The book of Romans contains the fullest expression of Paul’s theology, but knowing that it is an Epistle, he still never meant it to be a full or exhaustive theological treatise, leaving out eschatology, major doctrines of the church and Christology. From the text itself, we can deduce that Paul was addressing issues that interested both Jews and Gentiles. The ESV study bible outlines some:

1 Can one be right with God through obeying the Law? (Rom 1:1-3:20)

2 What can be learned from Abraham, and is he the father of both Jewish and Gentile Christians (Rom 4:1-25)?

3 What role does the law play with reference to sin? (Rom 5:29; 7:1-25)

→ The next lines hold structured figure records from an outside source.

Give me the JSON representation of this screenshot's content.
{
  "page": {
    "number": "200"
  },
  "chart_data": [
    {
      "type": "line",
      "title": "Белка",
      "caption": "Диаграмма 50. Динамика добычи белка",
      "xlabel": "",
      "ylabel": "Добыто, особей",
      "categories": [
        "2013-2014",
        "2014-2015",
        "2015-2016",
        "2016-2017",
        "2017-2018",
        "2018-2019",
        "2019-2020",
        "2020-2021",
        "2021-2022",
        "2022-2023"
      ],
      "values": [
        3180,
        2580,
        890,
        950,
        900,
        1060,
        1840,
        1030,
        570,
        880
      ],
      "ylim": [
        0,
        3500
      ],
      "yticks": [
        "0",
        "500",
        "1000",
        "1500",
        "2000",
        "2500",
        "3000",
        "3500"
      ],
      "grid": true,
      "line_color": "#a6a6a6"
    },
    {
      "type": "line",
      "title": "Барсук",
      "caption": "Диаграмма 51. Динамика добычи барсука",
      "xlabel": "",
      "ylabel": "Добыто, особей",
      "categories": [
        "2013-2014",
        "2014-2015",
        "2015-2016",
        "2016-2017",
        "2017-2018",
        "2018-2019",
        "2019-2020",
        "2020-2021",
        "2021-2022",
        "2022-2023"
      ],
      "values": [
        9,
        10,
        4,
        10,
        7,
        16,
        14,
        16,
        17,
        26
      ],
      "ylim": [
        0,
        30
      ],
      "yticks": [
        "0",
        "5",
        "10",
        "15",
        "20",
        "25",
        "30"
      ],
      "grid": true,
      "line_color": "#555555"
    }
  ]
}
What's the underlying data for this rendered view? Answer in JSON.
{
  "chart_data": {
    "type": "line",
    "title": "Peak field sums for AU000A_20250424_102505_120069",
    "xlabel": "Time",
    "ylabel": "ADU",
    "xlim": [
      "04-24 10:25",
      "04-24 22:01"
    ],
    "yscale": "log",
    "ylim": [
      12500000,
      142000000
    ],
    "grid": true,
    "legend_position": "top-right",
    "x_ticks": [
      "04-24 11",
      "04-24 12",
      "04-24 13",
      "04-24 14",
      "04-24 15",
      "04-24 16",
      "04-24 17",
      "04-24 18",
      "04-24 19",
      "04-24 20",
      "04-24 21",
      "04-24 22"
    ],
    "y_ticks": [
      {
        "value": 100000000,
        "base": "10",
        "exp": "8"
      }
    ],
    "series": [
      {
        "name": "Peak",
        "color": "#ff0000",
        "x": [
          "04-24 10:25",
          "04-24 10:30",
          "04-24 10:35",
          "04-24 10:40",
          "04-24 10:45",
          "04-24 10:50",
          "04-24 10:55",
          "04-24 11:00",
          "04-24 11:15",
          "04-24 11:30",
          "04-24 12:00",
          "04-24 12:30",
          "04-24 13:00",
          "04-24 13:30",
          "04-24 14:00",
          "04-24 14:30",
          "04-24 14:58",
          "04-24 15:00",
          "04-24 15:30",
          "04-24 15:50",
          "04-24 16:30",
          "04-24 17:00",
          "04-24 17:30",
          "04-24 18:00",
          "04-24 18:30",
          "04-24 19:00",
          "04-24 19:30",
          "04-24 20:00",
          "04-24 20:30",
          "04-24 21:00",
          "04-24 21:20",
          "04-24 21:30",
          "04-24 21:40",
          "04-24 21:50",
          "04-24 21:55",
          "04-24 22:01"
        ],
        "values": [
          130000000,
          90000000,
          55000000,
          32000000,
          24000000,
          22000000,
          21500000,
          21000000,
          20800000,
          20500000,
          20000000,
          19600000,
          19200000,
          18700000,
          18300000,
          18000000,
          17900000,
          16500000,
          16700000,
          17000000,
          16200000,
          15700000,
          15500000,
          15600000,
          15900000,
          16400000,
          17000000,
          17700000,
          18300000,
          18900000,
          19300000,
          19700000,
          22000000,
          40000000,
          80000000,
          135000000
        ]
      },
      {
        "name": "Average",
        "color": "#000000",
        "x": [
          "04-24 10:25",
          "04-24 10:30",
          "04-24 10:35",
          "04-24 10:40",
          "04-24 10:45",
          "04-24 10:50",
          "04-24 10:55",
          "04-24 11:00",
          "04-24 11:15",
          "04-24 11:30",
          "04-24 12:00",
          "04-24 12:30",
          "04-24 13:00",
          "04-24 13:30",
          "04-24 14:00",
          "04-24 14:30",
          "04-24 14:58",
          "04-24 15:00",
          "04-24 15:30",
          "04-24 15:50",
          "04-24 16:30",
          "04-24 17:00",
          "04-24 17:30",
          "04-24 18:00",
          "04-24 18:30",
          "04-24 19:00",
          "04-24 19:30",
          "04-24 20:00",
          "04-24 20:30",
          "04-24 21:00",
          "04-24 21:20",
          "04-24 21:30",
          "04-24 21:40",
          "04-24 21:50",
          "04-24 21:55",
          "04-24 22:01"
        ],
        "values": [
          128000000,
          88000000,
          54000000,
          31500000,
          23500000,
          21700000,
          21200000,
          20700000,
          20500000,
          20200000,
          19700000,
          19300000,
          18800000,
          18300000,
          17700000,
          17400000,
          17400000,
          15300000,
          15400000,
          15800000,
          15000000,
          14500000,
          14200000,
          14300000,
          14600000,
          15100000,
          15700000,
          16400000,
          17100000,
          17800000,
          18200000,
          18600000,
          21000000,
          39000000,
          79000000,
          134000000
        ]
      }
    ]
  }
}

4 What does the salvation of Gentiles indicate about the future of Israel as God’s people? (Rom 9:1-11:36) and

5 Should Christians observe Old Testament food laws, and how should they relate to fellow believers on such matters? (Rom 13:1-15:13) (ESV, 2152) The focus on Jew-Gentile issues implies some sort of tension between them in the Church of Rome, and Paul is seeking to reconcile the Roman Christian body.